Americans don’t have a bad health system, say the apologists, they just have bad habits. Overeating and teenage sex, not the huge overhead of America’s private health insurance companies — the United States spends almost six times as much on health care administration as other advanced countries — are the source of our problems.

There’s a grain of truth to this claim: Bad habits may partially explain America’s low life expectancy. But the big question isn’t why we have lower life expectancy than Britain, Canada or France, it’s why we spend far more on health care without getting better results. And lifestyle isn’t the explanation: the most definitive estimates, such as those of the McKinsey Global Institute, say that diseases that are associated with obesity and other lifestyle-related problems play, at most, a minor role in high U.S. health care costs.

Excuse No. 3: 2007 is better than 1950.

This is an argument that baffles me, but you hear it all the time.

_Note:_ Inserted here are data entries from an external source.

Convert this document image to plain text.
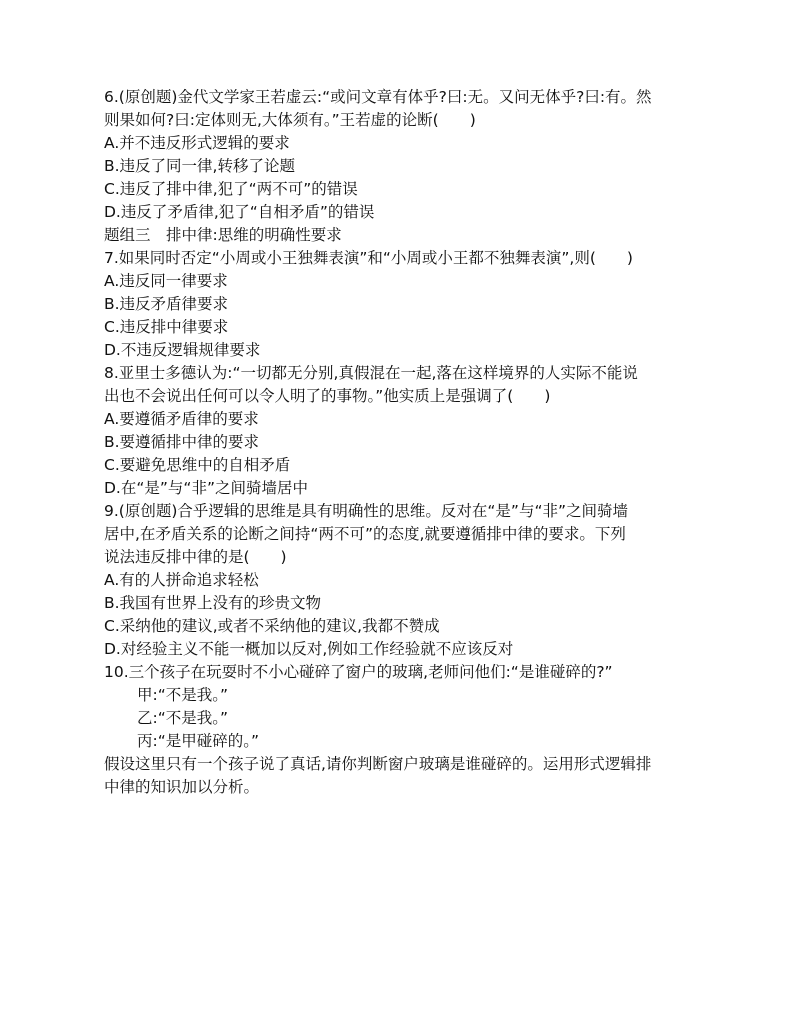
6.(原创题)金代文学家王若虚云:“或问文章有体乎?曰:无。又问无体乎?曰:有。然
则果如何?曰:定体则无,大体须有。”王若虚的论断(　　)
A.并不违反形式逻辑的要求
B.违反了同一律,转移了论题
C.违反了排中律,犯了“两不可”的错误
D.违反了矛盾律,犯了“自相矛盾”的错误
题组三　排中律:思维的明确性要求
7.如果同时否定“小周或小王独舞表演”和“小周或小王都不独舞表演”,则(　　)
A.违反同一律要求
B.违反矛盾律要求
C.违反排中律要求
D.不违反逻辑规律要求
8.亚里士多德认为:“一切都无分别,真假混在一起,落在这样境界的人实际不能说
出也不会说出任何可以令人明了的事物。”他实质上是强调了(　　)
A.要遵循矛盾律的要求
B.要遵循排中律的要求
C.要避免思维中的自相矛盾
D.在“是”与“非”之间骑墙居中
9.(原创题)合乎逻辑的思维是具有明确性的思维。反对在“是”与“非”之间骑墙
居中,在矛盾关系的论断之间持“两不可”的态度,就要遵循排中律的要求。下列
说法违反排中律的是(　　)
A.有的人拼命追求轻松
B.我国有世界上没有的珍贵文物
C.采纳他的建议,或者不采纳他的建议,我都不赞成
D.对经验主义不能一概加以反对,例如工作经验就不应该反对
10.三个孩子在玩耍时不小心碰碎了窗户的玻璃,老师问他们:“是谁碰碎的?”
甲:“不是我。”
乙:“不是我。”
丙:“是甲碰碎的。”
假设这里只有一个孩子说了真话,请你判断窗户玻璃是谁碰碎的。运用形式逻辑排
中律的知识加以分析。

When you point out that America spends far more on health care than other countries, but gets worse results, the apologists reply: “Sure, we spend a lot of money on health care, but medical care is a lot better than it was in 1950, so it’s money well spent.” Huh?

It’s as if you went to a store to buy a DVD player, and the salesman told you not to worry about the fact that his prices are twice those of his competitors — after all, the machines on offer at his store are a lot better than they were five years ago. It is, in other words, an argument that makes no sense at all, yet respectable economists make it with a straight face.

Excuse No. 4: Socialized medicine! Socialized medicine!

Rudy Giuliani’s fake numbers on prostate cancer — which, by the way, he still refuses to admit were wrong — were the latest entry in a long, dishonorable tradition of peddling scare stories about the evils of “government run” health care.

The reality is that the best foreign health care systems, especially those of France and Germany, do as well or better than the U.S. system on every dimension, while costing far less money.

But the best way to counter scare talk about socialized medicine, aside from swatting down falsehoods — would journalists please stop saying that Rudy’s claims, which are just wrong, are “in dispute”? — may be to point out that every American 65 and older is covered by a government health insurance program called Medicare. And Americans like that program very much, thank you.

So, now you know how to answer the false claims you’ll hear about health care. And believe me, you’re going to hear them again, and again, and again.